Bila ada keterlambatan, apa kompensasi yang di dapat sebagai hak penumpang?

(a) Keterlambatan lebih dari 4 jam diberikan ganti rugi sebesar Rp. 300.000,- (tiga ratus ribu rupiah) per penumpang.
(b) Ganti rugi sebesar 50% untuk keterlambatan lebih dari 4 jam, apabila pengangkut menawarkan tempat tujuan lain yang terdekat dengan tujuan penerbangan akhir penumpang (re-routing) dan pengangkut wajib menyediakan tiket penerbangan lanjutan atau menyediakan transportasi lain sampai ke tempat tujuan apabila tidak ada moda transportasi selain angkutan udara.
(c) Bila dialihkan ke penerbangan berikutnya atau penerbangan milik Badan Usaha Niaga berjadwal lain, penumpang dibebaskan dari biaya tambahan, termasuk peningkatan kelas pelayanan (upgrading class) atau apabila terjadi penurunan kelas atau sub kelas pelayanan, maka terhadap penumpang wajib diberikan sisa uang kelebihan dari tiket yang dibeli.

Apa yang menjadi hak penumpang apabila penumpang tidak terangkut dengan alasan kapasitas pesawat udara (denied boarding passanger)?

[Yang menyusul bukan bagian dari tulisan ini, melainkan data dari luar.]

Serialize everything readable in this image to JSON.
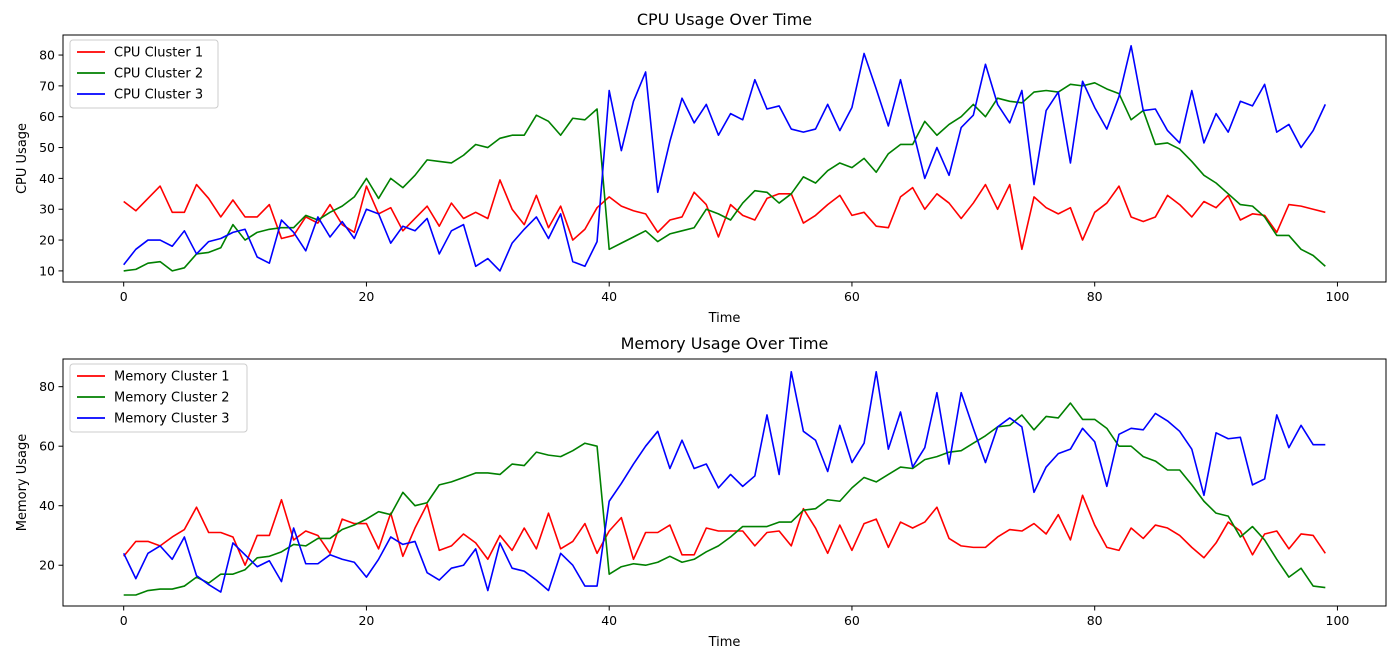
{
  "chart_data": [
    {
      "type": "line",
      "title": "CPU Usage Over Time",
      "xlabel": "Time",
      "ylabel": "CPU Usage",
      "xlim": [
        -5,
        104
      ],
      "ylim": [
        6.4,
        86.5
      ],
      "xticks": [
        0,
        20,
        40,
        60,
        80,
        100
      ],
      "yticks": [
        10,
        20,
        30,
        40,
        50,
        60,
        70,
        80
      ],
      "grid": false,
      "legend_position": "top-left",
      "x": [
        0,
        1,
        2,
        3,
        4,
        5,
        6,
        7,
        8,
        9,
        10,
        11,
        12,
        13,
        14,
        15,
        16,
        17,
        18,
        19,
        20,
        21,
        22,
        23,
        24,
        25,
        26,
        27,
        28,
        29,
        30,
        31,
        32,
        33,
        34,
        35,
        36,
        37,
        38,
        39,
        40,
        41,
        42,
        43,
        44,
        45,
        46,
        47,
        48,
        49,
        50,
        51,
        52,
        53,
        54,
        55,
        56,
        57,
        58,
        59,
        60,
        61,
        62,
        63,
        64,
        65,
        66,
        67,
        68,
        69,
        70,
        71,
        72,
        73,
        74,
        75,
        76,
        77,
        78,
        79,
        80,
        81,
        82,
        83,
        84,
        85,
        86,
        87,
        88,
        89,
        90,
        91,
        92,
        93,
        94,
        95,
        96,
        97,
        98,
        99
      ],
      "series": [
        {
          "name": "CPU Cluster 1",
          "color": "#ff0000",
          "values": [
            32.5,
            29.5,
            33.5,
            37.5,
            29.0,
            29.0,
            38.0,
            33.5,
            27.5,
            33.0,
            27.5,
            27.5,
            31.5,
            20.5,
            21.5,
            27.5,
            25.5,
            31.5,
            25.0,
            22.5,
            37.5,
            28.5,
            30.5,
            23.0,
            27.0,
            31.0,
            24.5,
            32.0,
            27.0,
            29.0,
            27.0,
            39.5,
            30.0,
            25.0,
            34.5,
            24.0,
            31.0,
            20.0,
            23.5,
            30.5,
            34.0,
            31.0,
            29.5,
            28.5,
            22.5,
            26.5,
            27.5,
            35.5,
            31.5,
            21.0,
            31.5,
            28.0,
            26.5,
            33.5,
            35.0,
            35.0,
            25.5,
            28.0,
            31.5,
            34.5,
            28.0,
            29.0,
            24.5,
            24.0,
            34.0,
            37.0,
            30.0,
            35.0,
            32.0,
            27.0,
            32.0,
            38.0,
            30.0,
            38.0,
            17.0,
            34.0,
            30.5,
            28.5,
            30.5,
            20.0,
            29.0,
            32.0,
            37.5,
            27.5,
            26.0,
            27.5,
            34.5,
            31.5,
            27.5,
            32.5,
            30.5,
            34.5,
            26.5,
            28.5,
            28.0,
            22.5,
            31.5,
            31.0,
            30.0,
            29.0
          ]
        },
        {
          "name": "CPU Cluster 2",
          "color": "#008000",
          "values": [
            10.0,
            10.5,
            12.5,
            13.0,
            10.0,
            11.0,
            15.5,
            16.0,
            17.5,
            25.0,
            20.0,
            22.5,
            23.5,
            24.0,
            24.0,
            28.0,
            26.5,
            29.0,
            31.0,
            34.0,
            40.0,
            33.5,
            40.0,
            37.0,
            41.0,
            46.0,
            45.5,
            45.0,
            47.5,
            51.0,
            50.0,
            53.0,
            54.0,
            54.0,
            60.5,
            58.5,
            54.0,
            59.5,
            59.0,
            62.5,
            17.0,
            19.0,
            21.0,
            23.0,
            19.5,
            22.0,
            23.0,
            24.0,
            30.0,
            28.5,
            26.5,
            32.0,
            36.0,
            35.5,
            32.0,
            35.0,
            40.5,
            38.5,
            42.5,
            45.0,
            43.5,
            46.5,
            42.0,
            48.0,
            51.0,
            51.0,
            58.5,
            54.0,
            57.5,
            60.0,
            64.0,
            60.0,
            66.0,
            65.0,
            64.5,
            68.0,
            68.5,
            68.0,
            70.5,
            70.0,
            71.0,
            69.0,
            67.5,
            59.0,
            62.0,
            51.0,
            51.5,
            49.5,
            45.5,
            41.0,
            38.5,
            35.0,
            31.5,
            31.0,
            27.5,
            21.5,
            21.5,
            17.0,
            15.0,
            11.5
          ]
        },
        {
          "name": "CPU Cluster 3",
          "color": "#0000ff",
          "values": [
            12.0,
            17.0,
            20.0,
            20.0,
            18.0,
            23.0,
            15.5,
            19.5,
            20.5,
            22.5,
            23.5,
            14.5,
            12.5,
            26.5,
            22.5,
            16.5,
            27.5,
            21.0,
            26.0,
            20.5,
            30.0,
            28.5,
            19.0,
            24.5,
            23.0,
            27.0,
            15.5,
            23.0,
            25.0,
            11.5,
            14.0,
            10.0,
            19.0,
            23.5,
            27.5,
            20.5,
            28.5,
            13.0,
            11.5,
            19.5,
            68.5,
            49.0,
            65.0,
            74.5,
            35.5,
            52.0,
            66.0,
            58.0,
            64.0,
            54.0,
            61.0,
            59.0,
            72.0,
            62.5,
            63.5,
            56.0,
            55.0,
            56.0,
            64.0,
            55.5,
            63.0,
            80.5,
            69.0,
            57.0,
            72.0,
            56.0,
            40.0,
            50.0,
            41.0,
            56.5,
            60.5,
            77.0,
            64.0,
            58.0,
            68.5,
            38.0,
            62.0,
            68.0,
            45.0,
            71.5,
            63.0,
            56.0,
            66.5,
            83.0,
            62.0,
            62.5,
            55.5,
            51.5,
            68.5,
            51.5,
            61.0,
            55.0,
            65.0,
            63.5,
            70.5,
            55.0,
            57.5,
            50.0,
            55.5,
            64.0
          ]
        }
      ]
    },
    {
      "type": "line",
      "title": "Memory Usage Over Time",
      "xlabel": "Time",
      "ylabel": "Memory Usage",
      "xlim": [
        -5,
        104
      ],
      "ylim": [
        6.3,
        89.3
      ],
      "xticks": [
        0,
        20,
        40,
        60,
        80,
        100
      ],
      "yticks": [
        20,
        40,
        60,
        80
      ],
      "grid": false,
      "legend_position": "top-left",
      "x": [
        0,
        1,
        2,
        3,
        4,
        5,
        6,
        7,
        8,
        9,
        10,
        11,
        12,
        13,
        14,
        15,
        16,
        17,
        18,
        19,
        20,
        21,
        22,
        23,
        24,
        25,
        26,
        27,
        28,
        29,
        30,
        31,
        32,
        33,
        34,
        35,
        36,
        37,
        38,
        39,
        40,
        41,
        42,
        43,
        44,
        45,
        46,
        47,
        48,
        49,
        50,
        51,
        52,
        53,
        54,
        55,
        56,
        57,
        58,
        59,
        60,
        61,
        62,
        63,
        64,
        65,
        66,
        67,
        68,
        69,
        70,
        71,
        72,
        73,
        74,
        75,
        76,
        77,
        78,
        79,
        80,
        81,
        82,
        83,
        84,
        85,
        86,
        87,
        88,
        89,
        90,
        91,
        92,
        93,
        94,
        95,
        96,
        97,
        98,
        99
      ],
      "series": [
        {
          "name": "Memory Cluster 1",
          "color": "#ff0000",
          "values": [
            23.0,
            28.0,
            28.0,
            26.5,
            29.5,
            32.0,
            39.5,
            31.0,
            31.0,
            29.5,
            20.0,
            30.0,
            30.0,
            42.0,
            28.5,
            31.5,
            30.0,
            24.0,
            35.5,
            34.0,
            34.0,
            25.5,
            37.5,
            23.0,
            32.5,
            40.5,
            25.0,
            26.5,
            30.5,
            27.5,
            22.0,
            30.0,
            25.0,
            32.5,
            25.5,
            37.5,
            25.5,
            28.0,
            34.0,
            24.0,
            31.5,
            36.0,
            22.0,
            31.0,
            31.0,
            33.5,
            23.5,
            23.5,
            32.5,
            31.5,
            31.5,
            31.5,
            26.5,
            31.0,
            31.5,
            26.5,
            39.0,
            32.5,
            24.0,
            33.5,
            25.0,
            34.0,
            35.5,
            26.0,
            34.5,
            32.5,
            34.5,
            39.5,
            29.0,
            26.5,
            26.0,
            26.0,
            29.5,
            32.0,
            31.5,
            34.0,
            30.5,
            37.0,
            28.5,
            43.5,
            33.5,
            26.0,
            25.0,
            32.5,
            29.0,
            33.5,
            32.5,
            30.0,
            26.0,
            22.5,
            27.5,
            34.5,
            31.5,
            23.5,
            30.5,
            31.5,
            25.5,
            30.5,
            30.0,
            24.0
          ]
        },
        {
          "name": "Memory Cluster 2",
          "color": "#008000",
          "values": [
            10.0,
            10.0,
            11.5,
            12.0,
            12.0,
            13.0,
            16.0,
            14.0,
            17.0,
            17.0,
            18.5,
            22.5,
            23.0,
            24.5,
            27.0,
            26.5,
            29.0,
            29.0,
            32.0,
            33.5,
            35.5,
            38.0,
            37.0,
            44.5,
            40.0,
            41.0,
            47.0,
            48.0,
            49.5,
            51.0,
            51.0,
            50.5,
            54.0,
            53.5,
            58.0,
            57.0,
            56.5,
            58.5,
            61.0,
            60.0,
            17.0,
            19.5,
            20.5,
            20.0,
            21.0,
            23.0,
            21.0,
            22.0,
            24.5,
            26.5,
            29.5,
            33.0,
            33.0,
            33.0,
            34.5,
            34.5,
            38.5,
            39.0,
            42.0,
            41.5,
            46.0,
            49.5,
            48.0,
            50.5,
            53.0,
            52.5,
            55.5,
            56.5,
            58.0,
            58.5,
            61.0,
            63.5,
            66.5,
            67.0,
            70.5,
            65.5,
            70.0,
            69.5,
            74.5,
            69.0,
            69.0,
            66.0,
            60.0,
            60.0,
            56.5,
            55.0,
            52.0,
            52.0,
            47.0,
            41.5,
            37.5,
            36.5,
            29.5,
            33.0,
            28.5,
            22.0,
            16.0,
            19.0,
            13.0,
            12.5
          ]
        },
        {
          "name": "Memory Cluster 3",
          "color": "#0000ff",
          "values": [
            24.0,
            15.5,
            24.0,
            26.5,
            22.0,
            29.5,
            16.5,
            13.5,
            11.0,
            27.5,
            23.5,
            19.5,
            21.5,
            14.5,
            32.5,
            20.5,
            20.5,
            23.5,
            22.0,
            21.0,
            16.0,
            22.0,
            29.5,
            27.0,
            28.0,
            17.5,
            15.0,
            19.0,
            20.0,
            25.5,
            11.5,
            27.5,
            19.0,
            18.0,
            15.0,
            11.5,
            24.0,
            20.0,
            13.0,
            13.0,
            41.5,
            47.5,
            54.0,
            60.0,
            65.0,
            52.5,
            62.0,
            52.5,
            54.0,
            46.0,
            50.5,
            46.5,
            50.0,
            70.5,
            50.5,
            85.0,
            65.0,
            62.0,
            51.5,
            67.0,
            54.5,
            61.0,
            85.0,
            59.0,
            71.5,
            53.0,
            59.5,
            78.0,
            54.0,
            78.0,
            66.0,
            54.5,
            66.5,
            69.5,
            66.5,
            44.5,
            53.0,
            57.5,
            59.0,
            66.0,
            61.5,
            46.5,
            64.0,
            66.0,
            65.5,
            71.0,
            68.5,
            65.0,
            59.0,
            43.5,
            64.5,
            62.5,
            63.0,
            47.0,
            49.0,
            70.5,
            59.5,
            67.0,
            60.5,
            60.5
          ]
        }
      ]
    }
  ]
}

Penumpang mendapat ganti rugi berupa:
(a) mengalihkan penerbangan lain tanpa membayar biaya tambahan; dan/ atau
(b) memberikan konsumsi, akomodai dan biaya transportasi apabila tidak ada penerbangan lain ke tempat tujuan.

Lalu, apa yang menjadi hak penumpang bila ada pembatalan penerbangan?

Pengangkut wajib memberitahukan kepada penumpang paling lambat 7 hari kalender sebelum pelaksanaan penerbangan. Dalam hal ini pengangkut wajib pula mengembalikan seluruh uang tiket yang telah dibayarkan oleh penumpang.

Peraturan ini baru berlaku 3 bulan sejak tanggal ditetapkan. Jadi, kita lihat saja nanti, semoga dalam pelaksanaannya dapat menguntungkan pihak penumpang maupun pihak operator penerbangan.